Ini memang salah Jokowi

Indah Pratiwi Budi - 05/07/2020 09:23

Pertamina Energy Trading Limited (PETRAL) adalah anak perusahaan PT Pertamina yang terdaftar di Singapura th 1992. Komposisi kepemilikan saham adalah Pertamina 40%, Tommy Soeharto 20% , Bob Hasan 20% dan Yayasan Karyawan Pertamina 20%.

Kepemilikan saham Tomy Soeharto meskipun hanya 20% namun semua keputusan harus mendapat persetujuannya, Dia menunjuk Mohammad Reza Khalid sebagai pelaksana dilapangan.

Mengingat kebutuhan BBM Indonesia yang relatif sangat besar Petral kemudian mendirikan anak perusahaan yang bernama Pertamina Energy Services (PES) untuk memenuhi kebutuhan itu.
Sangat miris cadangan minyak bumi Indonesia tidak kalah jauh dari negara Arab Saudi, Indonesia yang tadinya sebagai negara peng'ekspor' akhirnya menjadi negera peng'import' BBM. Semua itu tak lepas dari kepentingan elit penguasa Orde Baru yang ingin mendapatkan rente sebagai "Makelar" import minyak. Inilah yang menyebabkan Pertamina enggan dan lalai memproduksi BBM, itu terbukti dengan tidak adanya eksplorasi sumur minyak baru dan pembangunan kilang-kilang minyak.

Pemerintahan Orba tumbang di th 98, pergantian presiden berulang kali namun kondisi dan keadaan PETRAL dan PES tidak berubah. Begitupun di era pemerintahan SBY yang memahami dan mengerti sepenuhnya permasalahan PT Pertamina dengan mafia migas yang ada didalamnya. Seperti kita ketahui bersama bahwa SBY adalah sosok yang arif dan bijak serta santun enggan mencampuri soal tersebut, buat apa susah, lebih baik meneruskan tradisi pendahulunya dan pemerintahannya dijamin pasti aman dari gangguan.

Akhirnya PETRAL dibubarkan oleh presiden Jokowi pada tanggal 13 Mei 2015, sehingga membuat Pertamina dapat menghemat Rp 250 miliar per hari. Secara otomatis hal itu menghancurkan ladang-ladang bisnis haram dan menghilangkan peran para mafia makelar dalam pengadaan migas selama ini.

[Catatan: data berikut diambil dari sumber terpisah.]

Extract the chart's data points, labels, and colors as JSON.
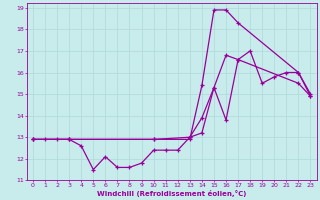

Pembubaran itu adalah "kesalahan fatal" Jokowi dimata para penguasa trah Cendana dan Cikeas sehingga membuat mereka marah besar. Tindakan itu harus dibalas namun mereka sadar tidaklah mungkin berhadap-hadapan secara langsung, dengan dana besar mereka tak segan membayar para gelandangan politik dan ormas-ormas bahkan ada ormas keagamaan untuk membuat kekacauan yang ujung-ujungnya akan dimanfaatkan untuk melengserkan Jokowi.

Penyerangan itu dilakukan pada setiap celah dan kesempatan yang dianggap sebagai kesalahan Jokowi, dengan cara menyebarkan fitnah, agitasi adu domba, isue anti Islam, dzalim kepada Ulama, antek aseng asing bahkan komunisme. Pokoknya semua cara dihalalkan persis tindakan PKI.

Jangan biarkan Jokowi sendirian ...Ayo lawan !!!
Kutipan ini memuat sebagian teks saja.